A fome não dá pra interromper. Ronald Junqueiro
Restaurante popular, prato feito, boca livre. O céu é o limite.

quinta-feira, 5 de junho de 2008

Meu reino por um quintal

Paraiso das picotas. Quintal do seu Vitor, hora da sesta. Benfica
Ronald Junqueiro
Ah, os quintais! Aos poucos são devorados pelas metrópoles. Com eles desaparecem os pomares, o cantinho da horta caseira, das ervas medicinais onde crescia aquela plantinha para acalmar o coração, o capim marinho para fazer chá do convalescente. Desaparecem os conhecimentos das avós, das tias rezadeiras que tiravam mau-olhado benzendo a criança com um pequeno galho de arruda e balbuciando orações que de tão balbuciadas soavam a um resmungo incompreensível. Sem exagero, quase um latim ensinado na pior da pior das escolas públicas.

Os quintais davam a quem os possuía todo tipo de felicidade. O sentido de posse tem duas mãos ou enchem as mãos, sabe-se lá o que está valendo, pois os quintais nos possuíam também quando plantávamos uma muda que nos devolvia botões, folhagem, ramos e as flores donas de si por tanta beleza. Era um toma lá da cá sem restrição ou preconceito.

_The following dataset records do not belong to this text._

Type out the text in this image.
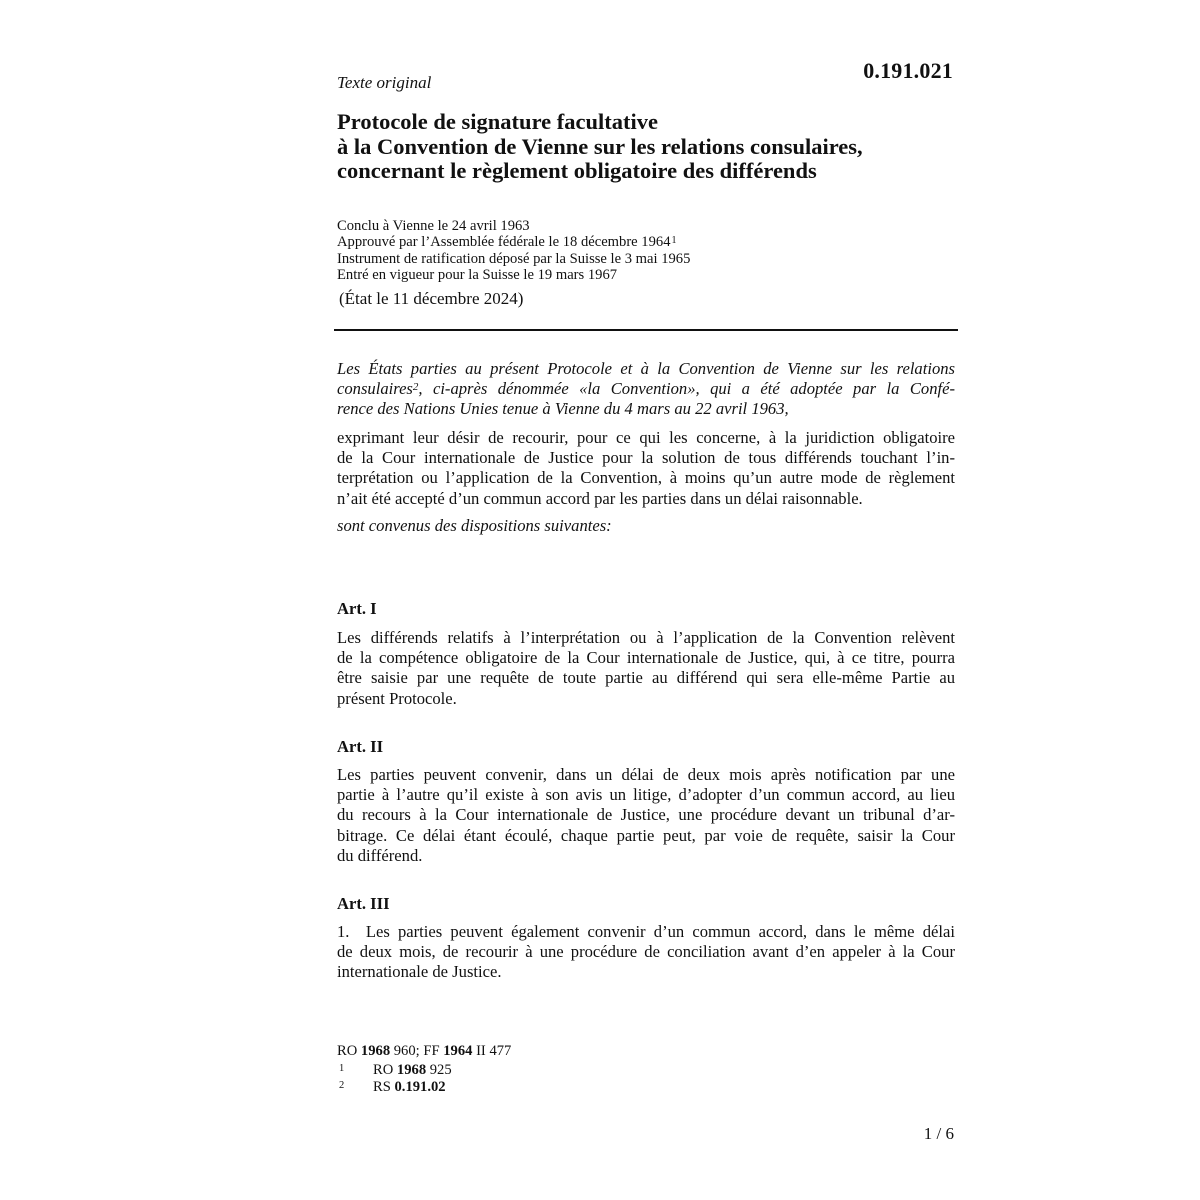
0.191.021

Texte original

Protocole de signature facultative
à la Convention de Vienne sur les relations consulaires,
concernant le règlement obligatoire des différends
Conclu à Vienne le 24 avril 1963
Approuvé par l’Assemblée fédérale le 18 décembre 1964$^1$
Instrument de ratification déposé par la Suisse le 3 mai 1965
Entré en vigueur pour la Suisse le 19 mars 1967

(État le 11 décembre 2024)

Les États parties au présent Protocole et à la Convention de Vienne sur les relations
consulaires$^2$, ci-après dénommée «la Convention», qui a été adoptée par la Confé-
rence des Nations Unies tenue à Vienne du 4 mars au 22 avril 1963,
exprimant leur désir de recourir, pour ce qui les concerne, à la juridiction obligatoire
de la Cour internationale de Justice pour la solution de tous différends touchant l’in-
terprétation ou l’application de la Convention, à moins qu’un autre mode de règlement
n’ait été accepté d’un commun accord par les parties dans un délai raisonnable.

sont convenus des dispositions suivantes:

Art. I

Les différends relatifs à l’interprétation ou à l’application de la Convention relèvent
de la compétence obligatoire de la Cour internationale de Justice, qui, à ce titre, pourra
être saisie par une requête de toute partie au différend qui sera elle-même Partie au
présent Protocole.

Art. II

Les parties peuvent convenir, dans un délai de deux mois après notification par une
partie à l’autre qu’il existe à son avis un litige, d’adopter d’un commun accord, au lieu
du recours à la Cour internationale de Justice, une procédure devant un tribunal d’ar-
bitrage. Ce délai étant écoulé, chaque partie peut, par voie de requête, saisir la Cour
du différend.

Art. III

1.  Les parties peuvent également convenir d’un commun accord, dans le même délai
de deux mois, de recourir à une procédure de conciliation avant d’en appeler à la Cour
internationale de Justice.
RO 1968 960; FF 1964 II 477
1	RO 1968 925
2	RS 0.191.02

1 / 6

Ali estava uma criação que certamente alegraria a arca de Noé. Um punhado de milho e lá se juntavam ao banquete os patos, galinhas ainda solteiras ou poedeira com uma ninhada de pintinhos amarelinhos que mais pareciam brinquedos vivos fugidos da vitrine de uma loja. O bater de asas, a imponência preguiçosa dos patos, os galos grandes, os garnisés, os carijós. Os perus e peruas, os autênticos, diga-se de passagem. Sem retoques, botoxes ou mau gosto. E as marrequinhas e codornas.

A elegância discreta das meninas ficava por conta das picotas, sempre em grupos, com um cinza cheio de pintinhas brancas, um blazer fashion de penas. Um desfile sem retoques, digno das galinhas d´angola.

E havia as árvores, os passarinhos, as sombras, o ventinho, todos os sons de uma orquestra que aos poucos vai saindo de cena. Os maestros logo serão uma espécie em extinção. Nós, a platéia, não saberemos mais o que aplaudir, não teremos mais o que aplaudir, não teremos mais quintais. A platéia, um dia, também estará na lista das espécies ameaçadas de extinção. Que será despejada sumariamente dessas terras como já foram o curupira, os sacis, a matita perera, a mãe do mato, o caapora e as iaras dos igarapés. Sem tetos, sem florestas e sem rios.

Vão-se os anéis e ficam os dedos e as mãos. Ou não. Essa pode ser a medida da ambição e da insensibilidade, da ganância e da riqueza, moedas efêmeras que não valerão um dólar falso para comprar o que não existe mais: vida.

Poderemos construir quintais? Ou seremos apenas fotografias analógicas e digitais, uma fita de cinema, um meio-ambiente virtual lançado num satélite de náufragos perdidos no espaço?

(Dia Mundial do Meio Ambiente. Pará, campeão das queimadas. Florestas viram carvão. O paraíso que tantos falam é ficção. Nada mais do que ficção contada em exuberantes roteiros turísticos.
Que nos valha Santa Maria de Belém do Grão Pará. Ronald Junqueiro)

segunda-feira, 2 de junho de 2008

Pé no varal



Pé no varal, em três tempos macunaímicos
Ronald Junqueiro

Deixo-me secar na companhia de roupas e sonhos depois de lavar suores e pesadelos.

domingo, 1 de junho de 2008

Tempo fechado. Coração quieto

O Tempo. Fim de tarde coberto de nuvens. 15 horas de chuva na cidade.
Ronald Junqueiro

Minha lua está na casa 8. O sol continua no nono setor. Eu fiquei por aqui. Meio pendurado no varal. Esperei junho chegar. 2008. Hoje choveu muito na cidade. Céu de chumbo. Lindíssimo. Volto para a estrada. Ou imagino asas. Sobrevôo-me.
Adeus Yves Saint Laurent.

sexta-feira, 1 de junho de 2007

Pinhole Day

Banquinho, bandeira e um vaso florido
Ronald Junqueiro

Fotografia feita com caixa de fósforo e filme colorido iso 100. A jornada mundial Pinhole Day aconteceu no último domingo de abril, no dia 29, e o resultado pode ser visto no site oficial do evento. Belém é, disparada, uma das capitais que tem participação destacada. A FotoAtiva postou 156 fotografias, cor e preto e branco.Belas imagens na galeria virtual. Em agosto tem mais, com exposição ao vivo.